The same scenario could play out down the road for Transocean, which owned the Deepwater Horizon drilling rig destroyed when BP’s Macondo well blew out, and Halliburton, the cement contractor on the well.
“The federal criminal indictment has an amazing way of sharpening one’s mind and focus, and that’s true for a company as well as for an individual,” said Jeff Meyer, a Quinnipiac University law professor and former federal prosecutor specializing in environmental crimes.
It is not uncommon for federal prosecutors to go to a company or individual they plan to indict in advance of doing so and give them an opportunity to reach a plea agreement, said University of Michigan law professor David Uhlmann, a former federal prosecutor who is following the spill litigation closely but isn’t directly involved.
If the parties reach a deal, the government files a document called a “criminal information” detailing the allegations, and that’s what happened in BP’s case. Such a result gives a company certainty and allows it to control the message that comes out more than if it were indicted first and forced to go through the protracted litigation that often precedes a trial.
It’s not clear to what extent such discussions may have occurred in advance with the three individuals charged this week – BP well-site leaders Donald Vidrine and Robert Kaluza and former executive David Rainey.
But they did not reach plea deals, and were named in formal indictments rather than criminal informations.
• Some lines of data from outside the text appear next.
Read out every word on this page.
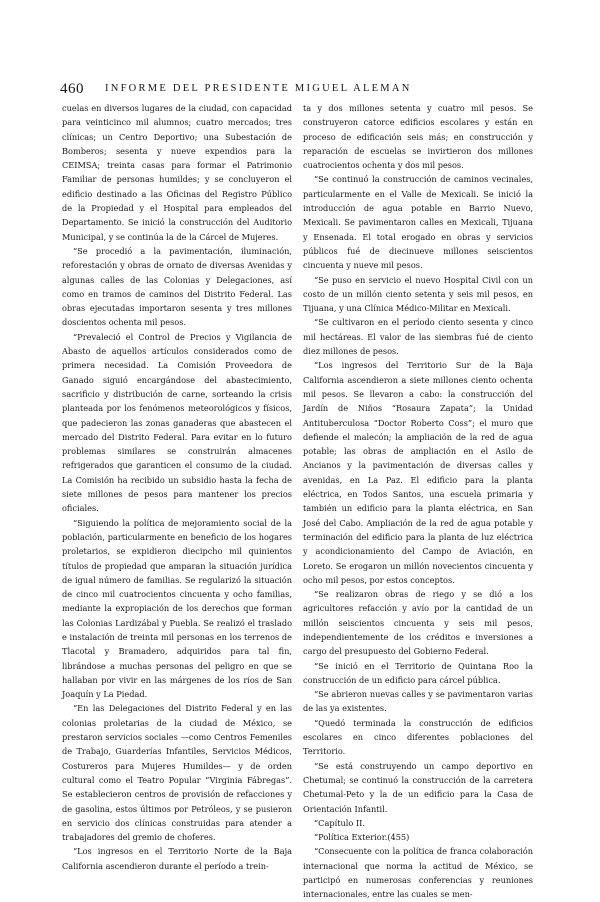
460 INFORME DEL PRESIDENTE MIGUEL ALEMAN

cuelas en diversos lugares de la ciudad, con capacidad para veinticinco mil alumnos; cuatro mercados; tres clínicas; un Centro Deportivo; una Subestación de Bomberos; sesenta y nueve expendios para la CEIMSA; treinta casas para formar el Patrimonio Familiar de personas humildes; y se concluyeron el edificio destinado a las Oficinas del Registro Público de la Propiedad y el Hospital para empleados del Departamento. Se inició la construcción del Auditorio Municipal, y se continúa la de la Cárcel de Mujeres.

“Se procedió a la pavimentación, iluminación, reforestación y obras de ornato de diversas Avenidas y algunas calles de las Colonias y Delegaciones, así como en tramos de caminos del Distrito Federal. Las obras ejecutadas importaron sesenta y tres millones doscientos ochenta mil pesos.

“Prevaleció el Control de Precios y Vigilancia de Abasto de aquellos artículos considerados como de primera necesidad. La Comisión Proveedora de Ganado siguió encargándose del abastecimiento, sacrificio y distribución de carne, sorteando la crisis planteada por los fenómenos meteorológicos y físicos, que padecieron las zonas ganaderas que abastecen el mercado del Distrito Federal. Para evitar en lo futuro problemas similares se construirán almacenes refrigerados que garanticen el consumo de la ciudad. La Comisión ha recibido un subsidio hasta la fecha de siete millones de pesos para mantener los precios oficiales.

“Siguiendo la política de mejoramiento social de la población, particularmente en beneficio de los hogares proletarios, se expidieron diecipcho mil quinientos títulos de propiedad que amparan la situación jurídica de igual número de familias. Se regularizó la situación de cinco mil cuatrocientos cincuenta y ocho familias, mediante la expropiación de los derechos que forman las Colonias Lardizábal y Puebla. Se realizó el traslado e instalación de treinta mil personas en los terrenos de Tlacotal y Bramadero, adquiridos para tal fin, librándose a muchas personas del peligro en que se hallaban por vivir en las márgenes de los ríos de San Joaquín y La Piedad.

“En las Delegaciones del Distrito Federal y en las colonias proletarias de la ciudad de México, se prestaron servicios sociales —como Centros Femeniles de Trabajo, Guarderías Infantiles, Servicios Médicos, Costureros para Mujeres Humildes— y de orden cultural como el Teatro Popular “Virginia Fábregas”. Se establecieron centros de provisión de refacciones y de gasolina, estos últimos por Petróleos, y se pusieron en servicio dos clínicas construidas para atender a trabajadores del gremio de choferes.

“Los ingresos en el Territorio Norte de la Baja California ascendieron durante el período a trein-

ta y dos millones setenta y cuatro mil pesos. Se construyeron catorce edificios escolares y están en proceso de edificación seis más; en construcción y reparación de escuelas se invirtieron dos millones cuatrocientos ochenta y dos mil pesos.

“Se continuó la construcción de caminos vecinales, particularmente en el Valle de Mexicali. Se inició la introducción de agua potable en Barrio Nuevo, Mexicali. Se pavimentaron calles en Mexicali, Tijuana y Ensenada. El total erogado en obras y servicios públicos fué de diecinueve millones seiscientos cincuenta y nueve mil pesos.

“Se puso en servicio el nuevo Hospital Civil con un costo de un millón ciento setenta y seis mil pesos, en Tijuana, y una Clínica Médico-Militar en Mexicali.

“Se cultivaron en el período ciento sesenta y cinco mil hectáreas. El valor de las siembras fué de ciento diez millones de pesos.

“Los ingresos del Territorio Sur de la Baja California ascendieron a siete millones ciento ochenta mil pesos. Se llevaron a cabo: la construcción del Jardín de Niños “Rosaura Zapata”; la Unidad Antituberculosa “Doctor Roberto Coss”; el muro que defiende el malecón; la ampliación de la red de agua potable; las obras de ampliación en el Asilo de Ancianos y la pavimentación de diversas calles y avenidas, en La Paz. El edificio para la planta eléctrica, en Todos Santos, una escuela primaria y también un edificio para la planta eléctrica, en San José del Cabo. Ampliación de la red de agua potable y terminación del edificio para la planta de luz eléctrica y acondicionamiento del Campo de Aviación, en Loreto. Se erogaron un millón novecientos cincuenta y ocho mil pesos, por estos conceptos.

“Se realizaron obras de riego y se dió a los agricultores refacción y avío por la cantidad de un millón seiscientos cincuenta y seis mil pesos, independientemente de los créditos e inversiones a cargo del presupuesto del Gobierno Federal.

“Se inició en el Territorio de Quintana Roo la construcción de un edificio para cárcel pública.

“Se abrieron nuevas calles y se pavimentaron varias de las ya existentes.

“Quedó terminada la construcción de edificios escolares en cinco diferentes poblaciones del Territorio.

“Se está construyendo un campo deportivo en Chetumal; se continuó la construcción de la carretera Chetumal-Peto y la de un edificio para la Casa de Orientación Infantil.

“Capítulo II.

“Política Exterior.(455)

“Consecuente con la política de franca colaboración internacional que norma la actitud de México, se participó en numerosas conferencias y reuniones internacionales, entre las cuales se men-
Lawyers for Vidrine and Kaluza expressed shock at their indictments on manslaughter charges and maintained their clients’ innocence.
Rainey was charged with obstruction of Congress and making false statements to law enforcement officials after the disaster. His lawyer could not be reached.
A curious notation in the court record suggests the criminal cases against Vidrine and Kaluza were filed on Oct. 3, and the indictment unsealed Thursday is described as a “superseding indictment.” But court records show no related public paper trail prior to Thursday.
A Justice Department spokeswoman declined to comment,but Kaluza’s lawyer vowed to pursue the matter.
“It’s something we’re going to be on top of,” attorney Shaun Clarke said.
Now attention turns to Transocean and Halliburton.
In recent regulatory filings, both companies have acknowledged the government’s criminal investigation could ensnare them.
Transocean said in a regulatory filing on Sept. 11 that it has had discussions with the Justice Department seeking to resolve civil and criminal claims related to the disaster for $1.5 billion. But an agreement so far has been elusive.
The company said it would have to resolve several issues, including the time period for payment and the factual basis for a plea, before it can agree to any criminal settlement.
A person familiar with the situation said Friday there have been talks between Transocean and the Justice Department in recent weeks. A Transocean spokesman declined to comment.
Halliburton, meanwhile, said in an Oct. 23 filing that the Justice Department is examining the company’s record-keeping, testing and modeling after the accident, securities filings and public statements by the company and its employees.
“We have had and expect to continue to have discussions with the DOJ regarding the Macondo well incident and associated pre-incident and post-incident conduct,” Halliburton said in the filing. A Halliburton lawyer did not respond to a request for comment.
Uhlmann, the professor and former prosecutor, said charges are certainly possible against Transocean and Halliburton.
“The biggest question right now about Transocean and Halliburton is why they have not been charged already,” Uhlmann said. “It is unusual to bring charges against the lead defendant first and wait until later to bring charges against the less culpable defendants. But that’s what the Justice Department has done here.”